Ma se, da un lato, l’emergenza di questi giorni va gestita come tale – attraverso la solidarietà senza se e senza ma, portando in salvo le persone, aiutando chi in queste ore sta perdendo tutto – dall’altro non possiamo ignorare i segnali chiari che il clima ci manda con questi fenomeni estremi. Sempre più numerosi e sempre più potenti, infatti, nubifragi, siccità e ondate di caldo stanno diventando la nuova normalità.

Nel dibattito politico del nostro Paese però, sembra non esserci spazio per questa ennesima e violenta manifestazione della crisi climatica, acuita da anni di immobilismo che non hanno fatto che amplificare la portata dei danni.

Come sempre, il governo continua a guardare solo alla fase emergenziale, senza mettere in campo politiche di adattamento, senza contrastare i fenomeni alla base di questa e delle prossime tragedie. Senza comprendere che gli strumenti dell’emergenza non sono più sufficienti.

Rimanendo su ciò che sta accadendo in queste ore, non possiamo che lanciare l’allarme sull’impatto che nubifragi e allagamenti avranno sul sistema produttivo locale e, in previsione, sul cibo che mangeremo. L’Emilia-Romagna è infatti una regione a forte vocazione agricola, uno dei territori in cui si produce più frutta, vino e frumento e eventi climatici di questa portata avranno gravi conseguenze sulla produzione e sul lavoro di migliaia di persone.

Abbiamo raccolto la testimonianza di Nicola Servadei, attivista e agricoltore di Faenza, ci invia foto e video che ci lasciano senza parole. Queste foto ci rendono consapevoli di danni ancora difficilmente calcolabili. Il rischio è di una perdita totale della produzione di frutta nella provincia di Ravenna. Danni che non saranno limitati alla prossima stagione di raccolta ma che con ogni probabilità avranno pesanti ricadute sulle prossime annate. Danni che si sommano alle gelate, le grandinate e la siccità che ogni anno, ogni mese, colpiscono l’agricoltura del nostro Paese.

Nicola, come molti altri agricoltori, potrebbe vedersi costretto ad abbattere i suoi alberi, con perdita di denaro, di lavoro. In un territorio come l’Emilia-Romagna, vuol dire che migliaia di persone potrebbero perdere la propria fonte di reddito a causa della crisi climatica. Quella di Servadei è una storia come tante, purtroppo. Se pensiamo alla siccità anomala che ha colpito il nostro paese e l’Europa durante il 2022, è facile immaginare quanti produttori si trovino oggi in una situazione simile.

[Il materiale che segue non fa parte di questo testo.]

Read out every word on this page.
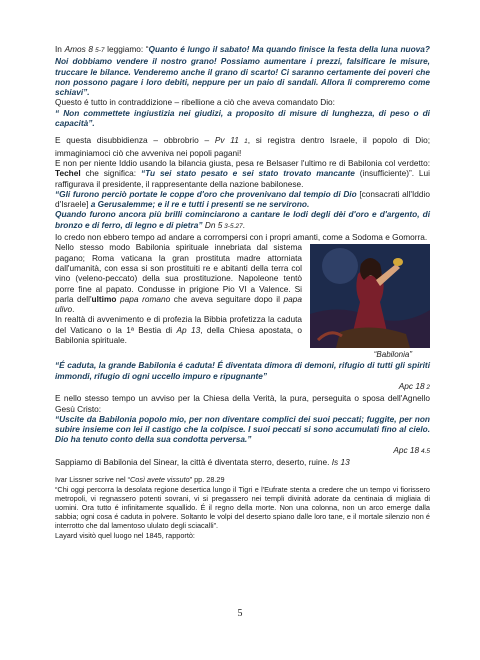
In Amos 8 5-7 leggiamo: “Quanto é lungo il sabato! Ma quando finisce la festa della luna nuova? Noi dobbiamo vendere il nostro grano! Possiamo aumentare i prezzi, falsificare le misure, truccare le bilance. Venderemo anche il grano di scarto! Ci saranno certamente dei poveri che non possono pagare i loro debiti, neppure per un paio di sandali. Allora li compreremo come schiavi”.
Questo é tutto in contraddizione – ribellione a ciò che aveva comandato Dio:
“ Non commettete ingiustizia nei giudizi, a proposito di misure di lunghezza, di peso o di capacità”.

E questa disubbidienza – obbrobrio – Pv 11 1, si registra dentro Israele, il popolo di Dio; immaginiamoci ciò che avveniva nei popoli pagani!

E non per niente Iddio usando la bilancia giusta, pesa re Belsaser l'ultimo re di Babilonia col verdetto: Techel che significa: “Tu sei stato pesato e sei stato trovato mancante (insufficiente)”. Lui raffigurava il presidente, il rappresentante della nazione babilonese.

“Gli furono perciò portate le coppe d'oro che provenivano dal tempio di Dio [consacrati all'Iddio d'Israele] a Gerusalemme; e il re e tutti i presenti se ne servirono.
Quando furono ancora più brilli cominciarono a cantare le lodi degli dèi d'oro e d'argento, di bronzo e di ferro, di legno e di pietra” Dn 5 3-5.27.

Io credo non ebbero tempo ad andare a corrompersi con i propri amanti, come a Sodoma e Gomorra.

Nello stesso modo Babilonia spirituale innebriata dal sistema pagano; Roma vaticana la gran prostituta madre attorniata dall'umanità, con essa si son prostituiti re e abitanti della terra col vino (veleno-peccato) della sua prostituzione. Napoleone tentò porre fine al papato. Condusse in prigione Pio VI a Valence. Si parla dell'ultimo papa romano che aveva seguitare dopo il papa ulivo.
In realtà di avvenimento e di profezia la Bibbia profetizza la caduta del Vaticano o la 1ª Bestia di Ap 13, della Chiesa apostata, o Babilonia spirituale.

“Babilonia”

“É caduta, la grande Babilonia é caduta! É diventata dimora di demoni, rifugio di tutti gli spiriti immondi, rifugio di ogni uccello impuro e ripugnante”

Apc 18 2

E nello stesso tempo un avviso per la Chiesa della Verità, la pura, perseguita o sposa dell'Agnello Gesù Cristo:
“Uscite da Babilonia popolo mio, per non diventare complici dei suoi peccati; fuggite, per non subire insieme con lei il castigo che la colpisce. I suoi peccati si sono accumulati fino al cielo. Dio ha tenuto conto della sua condotta perversa.”

Apc 18 4.5

Sappiamo di Babilonia del Sinear, la città é diventata sterro, deserto, ruine. Is 13

Ivar Lissner scrive nel “Così avete vissuto” pp. 28.29
“Chi oggi percorra la desolata regione desertica lungo il Tigri e l'Eufrate stenta a credere che un tempo vi fiorissero metropoli, vi regnassero potenti sovrani, vi si pregassero nei templi divinità adorate da centinaia di migliaia di uomini. Ora tutto é infinitamente squallido. É il regno della morte. Non una colonna, non un arco emerge dalla sabbia; ogni cosa é caduta in polvere. Soltanto le volpi del deserto spiano dalle loro tane, e il mortale silenzio non é interrotto che dal lamentoso ululato degli sciacalli”.
Layard visitò quel luogo nel 1845, rapportò:

5
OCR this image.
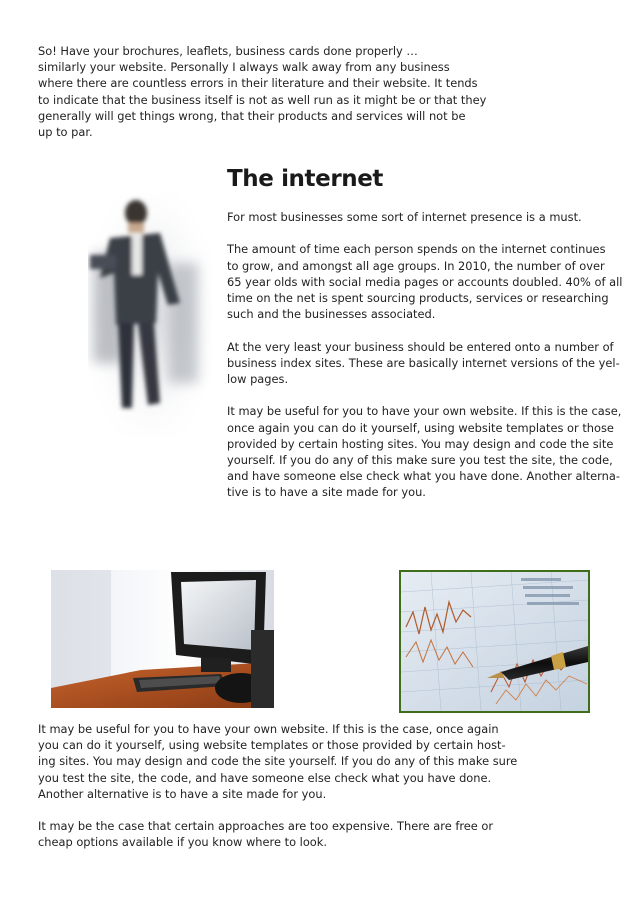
So! Have your brochures, leaflets, business cards done properly …
similarly your website. Personally I always walk away from any business
where there are countless errors in their literature and their website. It tends
to indicate that the business itself is not as well run as it might be or that they
generally will get things wrong, that their products and services will not be
up to par.
The internet

For most businesses some sort of internet presence is a must.

The amount of time each person spends on the internet continues
to grow, and amongst all age groups. In 2010, the number of over
65 year olds with social media pages or accounts doubled. 40% of all
time on the net is spent sourcing products, services or researching
such and the businesses associated.

At the very least your business should be entered onto a number of
business index sites. These are basically internet versions of the yel-
low pages.

It may be useful for you to have your own website. If this is the case,
once again you can do it yourself, using website templates or those
provided by certain hosting sites. You may design and code the site
yourself. If you do any of this make sure you test the site, the code,
and have someone else check what you have done. Another alterna-
tive is to have a site made for you.

It may be useful for you to have your own website. If this is the case, once again
you can do it yourself, using website templates or those provided by certain host-
ing sites. You may design and code the site yourself. If you do any of this make sure
you test the site, the code, and have someone else check what you have done.
Another alternative is to have a site made for you.

It may be the case that certain approaches are too expensive. There are free or
cheap options available if you know where to look.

Ma cosa è stato fatto dalla scorsa estate?
Pretendiamo delle risposte perché, a quanto sembra, a cavallo dei due eventi, la nostra vita, anzi la vita delle istituzioni, dei partiti, del mercato, quella dei sistemi produttivi, è andata avanti come se non fosse successo nulla, come se l’alluvione di questi giorni non li riguardasse, non ci riguardasse. Come se non avessero a che fare con il collasso climatico. Crediamo che invece sia proprio l’inazione politica una delle cause che hanno moltiplicato la portata dei danni.
E se davvero si vuole agire subito, secondo noi di Terra! le priorità sono chiare:

A sanare questo disastro non basteranno i fondamentali risarcimenti economici, che dovranno essere immediati. Ora è necessario ripensare il nostro modello di sviluppo, comprendere fino in fondo che questi fenomeni sono sempre più frequenti e rappresentano la sfida giornaliera per un numero sempre più alto di persone.

Ma se questa dev’essere la nuova normalità in un Paese che non vuole agire, noi non vogliamo arrenderci.